Sony’s i9500 S4 smartphone, which went on sale in February, has already sold almost a million units by some estimates. But NTT DoCoMo, Japan’s largest mobile carrier, will soon stop selling it.But it is already a has-been in Japan. DoCoMo has turned its attention to a new phone, the Sony Xperia A — a model with fewer features that has not won the stellar praise showered on the Z.
“It’s time for a new model,” said Mai Kariya, a DoCoMo representative in Tokyo. “We’re finished with the Xperia Z, and now focusing on the Xperia A.”As Sony banks on smartphones to turn around its struggling electronics business, it faces an increasingly bothersome obstacle at home: the demands of Japan’s powerful cellphone carriers, which remain obsessed with constant model updates.
For years, Japan’s three largest mobile network companies have pressed phone makers here to update their handsets every three or four months, providing Japanese consumers a dazzling array of newfangled phones and features each season. Phones with digital TV broadcast receivers were once all the rage; a phone without it was never going to sell. Then it was thumbprint scans; you’d be hard pressed to find those on many phones today. The same is true of swiveling screens, and to a lesser extent, electronic wallets.
“This is the worst of Japanese companies’ excessive obsession with the new,” said Yuichi Kogure, an associate professor in information technology policy at Aomori Public University and the author of several books on Japan’s cellphone industry. “But now the mobile phone makers are exhausted.” Sony’s Xperia Z got caught in this marketing buzz saw. DoCoMo started selling the Xperia Z in Japan on Feb. 9 as part of the carrier’s spring 2013 collection, replacing the Xperia AX of the winter 2012 collection. A month later, on March 15, DoCoMo announced its summer collection of 11 new phones, with the Xperia Z replaced by the Xperia A, which went on sale last month.sd3SD2d43
The constant feature roulette has helped carriers lure customers away from rival networks. But it taxes the research and development resources of Japan’s i9500 S4 1:1 makers, who must meet the constant demands from carriers for new high-end features and frequent handset renewals.
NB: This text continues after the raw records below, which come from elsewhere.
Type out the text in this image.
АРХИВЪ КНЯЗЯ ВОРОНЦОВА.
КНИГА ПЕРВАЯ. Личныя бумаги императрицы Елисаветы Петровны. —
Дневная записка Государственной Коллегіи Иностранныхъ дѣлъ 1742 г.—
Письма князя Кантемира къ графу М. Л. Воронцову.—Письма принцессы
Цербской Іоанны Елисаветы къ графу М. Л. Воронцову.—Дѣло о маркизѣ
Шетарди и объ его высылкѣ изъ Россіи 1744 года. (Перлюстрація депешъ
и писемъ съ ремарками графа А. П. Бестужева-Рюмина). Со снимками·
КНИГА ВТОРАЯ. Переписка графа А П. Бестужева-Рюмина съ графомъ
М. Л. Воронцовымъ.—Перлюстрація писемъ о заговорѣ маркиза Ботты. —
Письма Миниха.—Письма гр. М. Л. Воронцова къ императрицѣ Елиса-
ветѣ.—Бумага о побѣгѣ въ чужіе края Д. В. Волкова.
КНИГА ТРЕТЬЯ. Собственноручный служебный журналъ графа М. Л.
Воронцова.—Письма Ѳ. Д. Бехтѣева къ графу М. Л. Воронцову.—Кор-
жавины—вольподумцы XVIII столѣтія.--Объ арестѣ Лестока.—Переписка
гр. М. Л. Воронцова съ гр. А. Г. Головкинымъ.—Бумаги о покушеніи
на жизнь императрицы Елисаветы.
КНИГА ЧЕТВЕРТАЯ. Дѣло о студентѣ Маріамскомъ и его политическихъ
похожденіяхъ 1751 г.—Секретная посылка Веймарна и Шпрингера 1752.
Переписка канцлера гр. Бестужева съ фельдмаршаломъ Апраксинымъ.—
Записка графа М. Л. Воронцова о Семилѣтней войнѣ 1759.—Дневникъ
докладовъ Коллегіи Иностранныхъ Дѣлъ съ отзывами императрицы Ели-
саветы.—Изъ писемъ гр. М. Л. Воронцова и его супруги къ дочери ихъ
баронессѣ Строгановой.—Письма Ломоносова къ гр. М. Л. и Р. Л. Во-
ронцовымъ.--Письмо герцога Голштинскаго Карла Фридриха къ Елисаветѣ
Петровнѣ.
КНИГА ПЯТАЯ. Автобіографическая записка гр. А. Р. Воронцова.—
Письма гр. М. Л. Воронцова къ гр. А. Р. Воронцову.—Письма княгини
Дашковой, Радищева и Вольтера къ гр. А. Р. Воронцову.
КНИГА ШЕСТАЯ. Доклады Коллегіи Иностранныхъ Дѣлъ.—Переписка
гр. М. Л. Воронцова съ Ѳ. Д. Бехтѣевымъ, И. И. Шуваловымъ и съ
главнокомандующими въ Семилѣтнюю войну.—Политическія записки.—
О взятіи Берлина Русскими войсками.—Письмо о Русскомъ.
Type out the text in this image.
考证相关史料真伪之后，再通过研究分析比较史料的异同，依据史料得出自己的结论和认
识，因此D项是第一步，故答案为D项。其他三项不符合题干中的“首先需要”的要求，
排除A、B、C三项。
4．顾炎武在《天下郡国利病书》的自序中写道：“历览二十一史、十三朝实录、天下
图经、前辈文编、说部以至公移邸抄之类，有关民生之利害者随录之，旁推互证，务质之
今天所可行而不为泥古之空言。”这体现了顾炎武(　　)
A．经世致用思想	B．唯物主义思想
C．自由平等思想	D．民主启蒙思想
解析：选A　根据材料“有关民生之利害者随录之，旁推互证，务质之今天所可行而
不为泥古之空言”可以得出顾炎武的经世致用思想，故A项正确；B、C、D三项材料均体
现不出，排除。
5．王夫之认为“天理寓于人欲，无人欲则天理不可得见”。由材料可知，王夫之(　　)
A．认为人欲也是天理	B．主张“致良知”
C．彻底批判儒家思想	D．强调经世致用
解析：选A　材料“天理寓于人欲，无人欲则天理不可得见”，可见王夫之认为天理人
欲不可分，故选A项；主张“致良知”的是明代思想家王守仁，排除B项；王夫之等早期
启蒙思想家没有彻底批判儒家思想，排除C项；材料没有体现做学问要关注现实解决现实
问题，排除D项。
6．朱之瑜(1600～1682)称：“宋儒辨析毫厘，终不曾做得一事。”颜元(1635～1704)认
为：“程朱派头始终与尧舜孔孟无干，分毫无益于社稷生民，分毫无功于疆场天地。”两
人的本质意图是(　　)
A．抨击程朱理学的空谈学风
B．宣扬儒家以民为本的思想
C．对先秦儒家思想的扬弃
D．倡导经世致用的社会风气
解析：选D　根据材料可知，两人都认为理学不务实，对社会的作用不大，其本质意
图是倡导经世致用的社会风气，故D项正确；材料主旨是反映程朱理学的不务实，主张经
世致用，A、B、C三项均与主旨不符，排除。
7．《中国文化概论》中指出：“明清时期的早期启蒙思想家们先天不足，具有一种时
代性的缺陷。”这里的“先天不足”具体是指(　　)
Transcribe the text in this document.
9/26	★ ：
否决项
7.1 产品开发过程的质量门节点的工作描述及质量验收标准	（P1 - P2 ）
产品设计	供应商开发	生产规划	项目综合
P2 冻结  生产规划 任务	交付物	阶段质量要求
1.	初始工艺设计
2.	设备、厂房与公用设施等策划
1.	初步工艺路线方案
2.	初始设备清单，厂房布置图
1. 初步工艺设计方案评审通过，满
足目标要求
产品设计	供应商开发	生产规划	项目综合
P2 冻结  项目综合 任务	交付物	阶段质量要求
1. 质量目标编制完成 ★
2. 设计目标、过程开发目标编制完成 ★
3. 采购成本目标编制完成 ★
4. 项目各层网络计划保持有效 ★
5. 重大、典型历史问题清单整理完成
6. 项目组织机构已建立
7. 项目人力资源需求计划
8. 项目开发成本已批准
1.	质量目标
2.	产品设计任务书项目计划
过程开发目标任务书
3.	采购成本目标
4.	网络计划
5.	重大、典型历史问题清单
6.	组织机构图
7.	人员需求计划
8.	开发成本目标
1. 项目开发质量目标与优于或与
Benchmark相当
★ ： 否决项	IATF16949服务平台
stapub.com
Phone manufacturers here have found it impossible to achieve the economies of scale that would justify the high development costs and the slim profit margins. Because separate teams of designers at each handset maker race to build handsets from the ground up for each separate carrier, few phone makers have been able to develop a coherent global product strategy, analysts say.
The unique pace of the Japanese cellphone market largely cuts it off from the rest of the world, making it difficult for one manufacturer to make and market phones for both the Japanese and global markets, said Kenji E. Kushida, an expert on Japan’s information and communications technologies at Stanford.